今日では建設投資額が復調基調をたどり、公共工事設計労務単価も6年連続引き上げとなるなど業界環境も最悪期を脱し改善の兆しが見えてきている。
今建設業界、特に地域建設業界は大きな転換期に立っていると考えている。これからも地域建設業がその役割を果たして行くためにも「担い手確保」、そのための「働き方改革」、「生産性向上」に向け、地域建設業界は機敏かつ果敢にチャレンジしなければならない。
全建はこれからも各都道府県協会はじめ、国、都道府県等の行政等の関係先ともしっかり連携しながら、こうした地域建設業の前向きな取り組みが着実に進展できるよう環境整備に努めていく必要があると改めて認識している。
さらに広報にはもっと力強く取り組む必要があると思っており、特に災害対応をはじめとする社会貢献への取り組みでは、建設業の存在感を更に高めるために、もっと表に出してPRしていいのではないかと思う。
■地域建設業将来展望に込めた思いと期待は
70周年を契機として過去だけではなく、地域建設業のこれからを考えたビジョンを取りまとめようと考え、今回将来展望をまとめることとした。今まさに地域建設業は大転換期に立たされている。
第1は生産年齢人口の減少。地域建設業を取り巻く環境を見た時、わが国人口の減少という大転換期が既に始まっており、これは地域建設業に対しても大転換期を迫るものとなっている。
若者、生産年齢人口が減少する中で、産業間では熾烈な人材獲得競争が既に始まっており、建設業就業者の高齢化の危機的な進行状況を見た時、働き方改革を進め、明日の建設業の担い手を確保していくことは、地域建設業が生き残るための絶対的な必要条件といえる。そのためには危機というべき激動の大転換期を受動的な対応ではなく、自ら変革の好機に変えるべく積極的にチャレンジしながら、地域建設業の魅力を発信し、担い手の確保・育成を図り、さまざまな分野で期待される役割を果たしていくことにより、地域建設業の新時代を切り拓き築いていくことが求められる。
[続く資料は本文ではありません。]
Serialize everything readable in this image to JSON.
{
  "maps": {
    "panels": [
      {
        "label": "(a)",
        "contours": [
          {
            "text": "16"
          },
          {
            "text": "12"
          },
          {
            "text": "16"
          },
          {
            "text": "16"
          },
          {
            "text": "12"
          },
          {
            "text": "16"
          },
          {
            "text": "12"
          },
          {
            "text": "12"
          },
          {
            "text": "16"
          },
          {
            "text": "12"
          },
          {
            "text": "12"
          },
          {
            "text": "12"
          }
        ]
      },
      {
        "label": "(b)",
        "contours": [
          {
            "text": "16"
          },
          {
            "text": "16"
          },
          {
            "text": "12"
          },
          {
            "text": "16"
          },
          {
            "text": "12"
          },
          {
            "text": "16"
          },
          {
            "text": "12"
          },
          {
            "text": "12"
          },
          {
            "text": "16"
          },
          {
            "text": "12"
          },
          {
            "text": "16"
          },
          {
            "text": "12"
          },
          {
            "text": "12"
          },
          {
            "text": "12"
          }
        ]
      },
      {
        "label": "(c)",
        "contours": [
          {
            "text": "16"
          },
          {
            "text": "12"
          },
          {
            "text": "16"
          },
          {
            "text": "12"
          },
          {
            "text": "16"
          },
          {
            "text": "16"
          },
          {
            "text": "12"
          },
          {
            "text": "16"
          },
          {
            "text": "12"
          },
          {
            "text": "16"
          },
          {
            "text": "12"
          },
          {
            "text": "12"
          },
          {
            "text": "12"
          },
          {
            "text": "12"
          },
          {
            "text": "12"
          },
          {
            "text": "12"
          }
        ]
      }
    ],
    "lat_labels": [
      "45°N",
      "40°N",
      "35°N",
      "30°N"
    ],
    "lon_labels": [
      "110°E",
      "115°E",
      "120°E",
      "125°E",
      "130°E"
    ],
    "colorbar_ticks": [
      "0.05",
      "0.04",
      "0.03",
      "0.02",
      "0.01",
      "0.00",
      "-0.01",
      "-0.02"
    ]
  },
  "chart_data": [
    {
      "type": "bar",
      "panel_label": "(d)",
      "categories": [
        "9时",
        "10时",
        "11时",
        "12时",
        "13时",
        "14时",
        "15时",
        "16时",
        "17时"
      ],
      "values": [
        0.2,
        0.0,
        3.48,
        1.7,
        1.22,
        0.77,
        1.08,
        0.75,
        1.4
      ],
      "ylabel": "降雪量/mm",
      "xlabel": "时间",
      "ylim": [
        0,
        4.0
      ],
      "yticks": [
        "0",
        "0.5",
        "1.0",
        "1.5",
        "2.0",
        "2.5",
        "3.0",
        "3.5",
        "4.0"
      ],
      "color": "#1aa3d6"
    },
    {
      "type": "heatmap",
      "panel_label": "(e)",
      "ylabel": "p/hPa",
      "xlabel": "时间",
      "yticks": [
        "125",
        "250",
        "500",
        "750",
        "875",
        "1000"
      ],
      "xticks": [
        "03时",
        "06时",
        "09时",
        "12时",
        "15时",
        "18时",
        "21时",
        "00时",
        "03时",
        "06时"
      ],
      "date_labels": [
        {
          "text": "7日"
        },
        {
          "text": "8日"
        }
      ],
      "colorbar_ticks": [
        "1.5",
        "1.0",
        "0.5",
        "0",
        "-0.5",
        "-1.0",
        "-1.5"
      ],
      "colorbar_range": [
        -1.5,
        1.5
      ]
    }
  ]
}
大転換の第2は、第4次産業革命の進展が地域建設業にも大きな影響を与えること。
IOT等の情報通信技術の発展がもたらす第4次産業革命のうねりは、地域建設業に対しても大転換期をせまるものであり、全ての建設生産プロセスでITC等を賢く活用し、生産性を高め、強みを生かした経営をしていくことが求められている。
こうした2つの大きな時代の変化要因の中で、地域建設業が生き残り、地場で活躍を続けるためには、強固な経営基盤を確立することが条件であり、将来展望ではこれらの環境を整備し、サポートしていくための施策を示している。
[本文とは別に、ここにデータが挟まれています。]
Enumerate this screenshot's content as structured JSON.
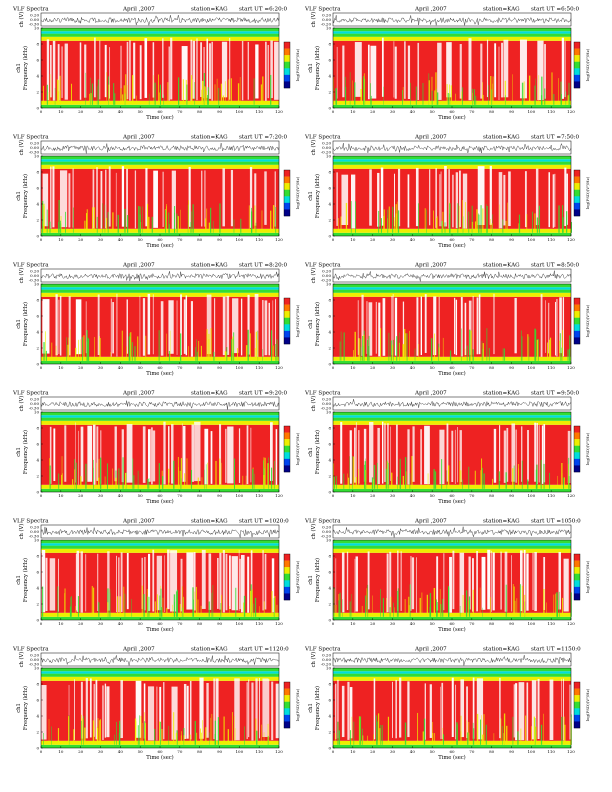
{
  "figure": {
    "common": {
      "title_prefix": "VLF Spectra",
      "date": "April ,2007",
      "station": "station=KAG",
      "start_prefix": "start  UT =",
      "wave_ylabel": "ch (V)",
      "channel_label": "ch1",
      "freq_ylabel": "Frequency  (kHz)",
      "xlabel": "Time  (sec)",
      "colorbar_label": "log(PSD)(V²/Hz)"
    },
    "colors": {
      "red": "#ee2222",
      "yellow": "#eeee00",
      "green": "#33dd33",
      "cyan": "#00dddd",
      "blue": "#0044ee",
      "navy": "#000088",
      "white": "#ffffff",
      "line": "#000000"
    }
  },
  "chart_data": [
    {
      "type": "heatmap",
      "start_time": "6:20:0",
      "xlim": [
        0,
        120
      ],
      "x_ticks": [
        0,
        10,
        20,
        30,
        40,
        50,
        60,
        70,
        80,
        90,
        100,
        110,
        120
      ],
      "ylim": [
        0,
        10
      ],
      "y_ticks": [
        0,
        2,
        4,
        6,
        8,
        10
      ],
      "wave_ticks": [
        "0.20",
        "0.00",
        "-0.30"
      ]
    },
    {
      "type": "heatmap",
      "start_time": "6:50:0",
      "xlim": [
        0,
        120
      ],
      "x_ticks": [
        0,
        10,
        20,
        30,
        40,
        50,
        60,
        70,
        80,
        90,
        100,
        110,
        120
      ],
      "ylim": [
        0,
        10
      ],
      "y_ticks": [
        0,
        2,
        4,
        6,
        8,
        10
      ],
      "wave_ticks": [
        "0.20",
        "0.00",
        "-0.20"
      ]
    },
    {
      "type": "heatmap",
      "start_time": "7:20:0",
      "xlim": [
        0,
        120
      ],
      "x_ticks": [
        0,
        10,
        20,
        30,
        40,
        50,
        60,
        70,
        80,
        90,
        100,
        110,
        120
      ],
      "ylim": [
        0,
        10
      ],
      "y_ticks": [
        0,
        2,
        4,
        6,
        8,
        10
      ],
      "wave_ticks": [
        "0.20",
        "0.00",
        "-0.30"
      ]
    },
    {
      "type": "heatmap",
      "start_time": "7:50:0",
      "xlim": [
        0,
        120
      ],
      "x_ticks": [
        0,
        10,
        20,
        30,
        40,
        50,
        60,
        70,
        80,
        90,
        100,
        110,
        120
      ],
      "ylim": [
        0,
        10
      ],
      "y_ticks": [
        0,
        2,
        4,
        6,
        8,
        10
      ],
      "wave_ticks": [
        "0.20",
        "0.00",
        "-0.20"
      ]
    },
    {
      "type": "heatmap",
      "start_time": "8:20:0",
      "xlim": [
        0,
        120
      ],
      "x_ticks": [
        0,
        10,
        20,
        30,
        40,
        50,
        60,
        70,
        80,
        90,
        100,
        110,
        120
      ],
      "ylim": [
        0,
        10
      ],
      "y_ticks": [
        0,
        2,
        4,
        6,
        8,
        10
      ],
      "wave_ticks": [
        "0.20",
        "0.00",
        "-0.30"
      ]
    },
    {
      "type": "heatmap",
      "start_time": "8:50:0",
      "xlim": [
        0,
        120
      ],
      "x_ticks": [
        0,
        10,
        20,
        30,
        40,
        50,
        60,
        70,
        80,
        90,
        100,
        110,
        120
      ],
      "ylim": [
        0,
        10
      ],
      "y_ticks": [
        0,
        2,
        4,
        6,
        8,
        10
      ],
      "wave_ticks": [
        "0.20",
        "0.00",
        "-0.20"
      ]
    },
    {
      "type": "heatmap",
      "start_time": "9:20:0",
      "xlim": [
        0,
        120
      ],
      "x_ticks": [
        0,
        10,
        20,
        30,
        40,
        50,
        60,
        70,
        80,
        90,
        100,
        110,
        120
      ],
      "ylim": [
        0,
        10
      ],
      "y_ticks": [
        0,
        2,
        4,
        6,
        8,
        10
      ],
      "wave_ticks": [
        "0.20",
        "0.00",
        "-0.30"
      ]
    },
    {
      "type": "heatmap",
      "start_time": "9:50:0",
      "xlim": [
        0,
        120
      ],
      "x_ticks": [
        0,
        10,
        20,
        30,
        40,
        50,
        60,
        70,
        80,
        90,
        100,
        110,
        120
      ],
      "ylim": [
        0,
        10
      ],
      "y_ticks": [
        0,
        2,
        4,
        6,
        8,
        10
      ],
      "wave_ticks": [
        "0.20",
        "0.00",
        "-0.20"
      ]
    },
    {
      "type": "heatmap",
      "start_time": "1020:0",
      "xlim": [
        0,
        120
      ],
      "x_ticks": [
        0,
        10,
        20,
        30,
        40,
        50,
        60,
        70,
        80,
        90,
        100,
        110,
        120
      ],
      "ylim": [
        0,
        10
      ],
      "y_ticks": [
        0,
        2,
        4,
        6,
        8,
        10
      ],
      "wave_ticks": [
        "0.20",
        "0.00",
        "-0.30"
      ]
    },
    {
      "type": "heatmap",
      "start_time": "1050:0",
      "xlim": [
        0,
        120
      ],
      "x_ticks": [
        0,
        10,
        20,
        30,
        40,
        50,
        60,
        70,
        80,
        90,
        100,
        110,
        120
      ],
      "ylim": [
        0,
        10
      ],
      "y_ticks": [
        0,
        2,
        4,
        6,
        8,
        10
      ],
      "wave_ticks": [
        "0.20",
        "0.00",
        "-0.20"
      ]
    },
    {
      "type": "heatmap",
      "start_time": "1120:0",
      "xlim": [
        0,
        120
      ],
      "x_ticks": [
        0,
        10,
        20,
        30,
        40,
        50,
        60,
        70,
        80,
        90,
        100,
        110,
        120
      ],
      "ylim": [
        0,
        10
      ],
      "y_ticks": [
        0,
        2,
        4,
        6,
        8,
        10
      ],
      "wave_ticks": [
        "0.20",
        "0.00",
        "-0.30"
      ]
    },
    {
      "type": "heatmap",
      "start_time": "1150:0",
      "xlim": [
        0,
        120
      ],
      "x_ticks": [
        0,
        10,
        20,
        30,
        40,
        50,
        60,
        70,
        80,
        90,
        100,
        110,
        120
      ],
      "ylim": [
        0,
        10
      ],
      "y_ticks": [
        0,
        2,
        4,
        6,
        8,
        10
      ],
      "wave_ticks": [
        "0.20",
        "0.00",
        "-0.20"
      ]
    }
  ]
}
会員企業の皆さんの将来の羅針盤として、また発注者と関係者の皆さんにも地域建設業が今どう変わろうとしているのかを知っていただくための対外的メッセージとしてもまとめたものなので、ぜひご一読いただきたい。またご意見ご感想も寄せていただければ幸いです。
■全建の今後の役割は
全建の役割は、各都道府県建設業協会とともに、まだ各協会をしっかりサポートしながら会員たる地域建設企業が自らの役割りを今後も果たして行ける環境を整備することであると考えている。
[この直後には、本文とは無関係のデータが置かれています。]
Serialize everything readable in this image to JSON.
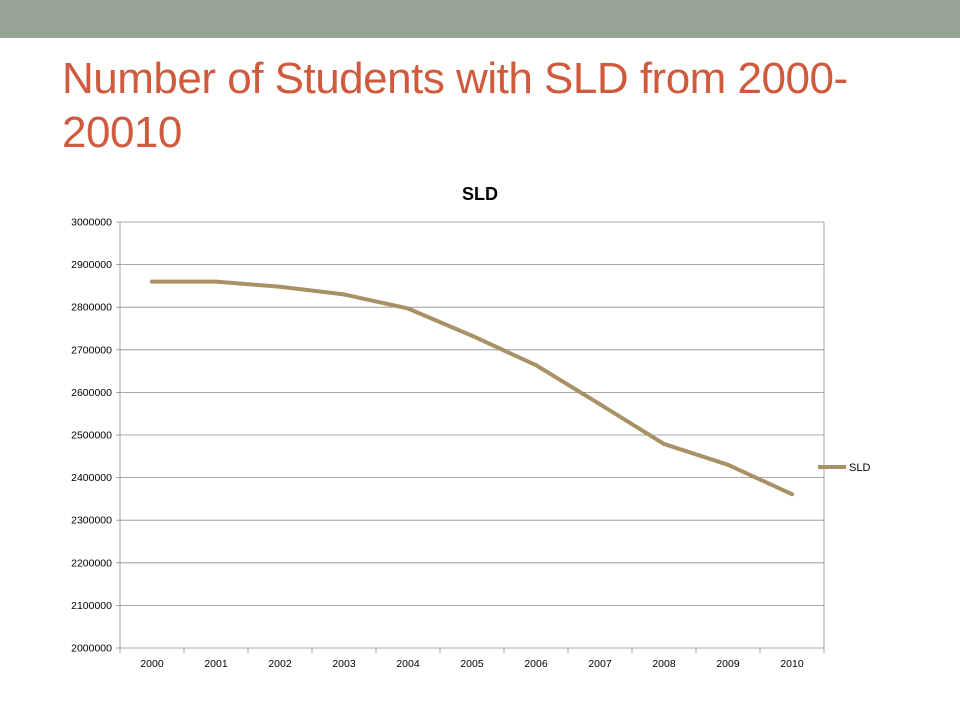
{
  "slide": {
    "title": "Number of Students with SLD from 2000-20010",
    "top_bar_color": "#97a595",
    "title_color": "#d05a3d"
  },
  "chart_data": {
    "type": "line",
    "title": "SLD",
    "xlabel": "",
    "ylabel": "",
    "categories": [
      "2000",
      "2001",
      "2002",
      "2003",
      "2004",
      "2005",
      "2006",
      "2007",
      "2008",
      "2009",
      "2010"
    ],
    "series": [
      {
        "name": "SLD",
        "color": "#a99166",
        "values": [
          2860000,
          2860000,
          2848000,
          2830000,
          2797000,
          2733000,
          2664000,
          2572000,
          2479000,
          2430000,
          2361000
        ]
      }
    ],
    "ylim": [
      2000000,
      3000000
    ],
    "yticks": [
      "2000000",
      "2100000",
      "2200000",
      "2300000",
      "2400000",
      "2500000",
      "2600000",
      "2700000",
      "2800000",
      "2900000",
      "3000000"
    ],
    "grid": "horizontal",
    "legend_position": "right"
  }
}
まず、政府、政界、経済界、マスコミ、学会等とのパイプを太く強いものとすることで、発言力・発信力を強固にし、特に各都道府県建設業協会単独では取り組みが難しい地域建設業に対する重要テーマについて全建として取り組んでいく。
また地域間の格差、企業間の格差等の状況や、発注機関の入札契約状況、地域建設業における働き方改革や生産性向上の取り組み状況等、地域建設業を取り巻く全国的な状況を詳細に把握し、データに基づく効果的かつ説得力のある活動を展開していく必要があると思う。
さらに全権が持つさまざまな建設関係団体と本部等とのパイプを生かし、それぞれの強み、得意分野を引き出すことで、都道府県建設業協会、会員企業が活動しやすい環境整備に取り組んでいきたい。
地域建設業の魅力ある姿や社会資本整備の必要性に関する積極広報も全建としては重要になる。
建設業界に対して、未だ従来からの3Kイメージ(きつい、きたない、きけん)から新3K(給料が良く、休暇がとれ、希望が持てる)のイメージの定着が図れるようさまざまな改革の様子などもアピールしていく必要がある。また、社会資本整備の必要性、ストック効果等について、効果的な広報展開を図り、地域建設業に対する良き理解者を増やしていくべきだ。
■地域建設業が抱える課題と解決策について
現在、建設産業の担い手確保・育成に向けて、長時間労働の是正や週休2日制の導入など、政府をあげて取り組んでいる働き方改革を加速化していくことが、地域建設業界の喫緊の課題となっている。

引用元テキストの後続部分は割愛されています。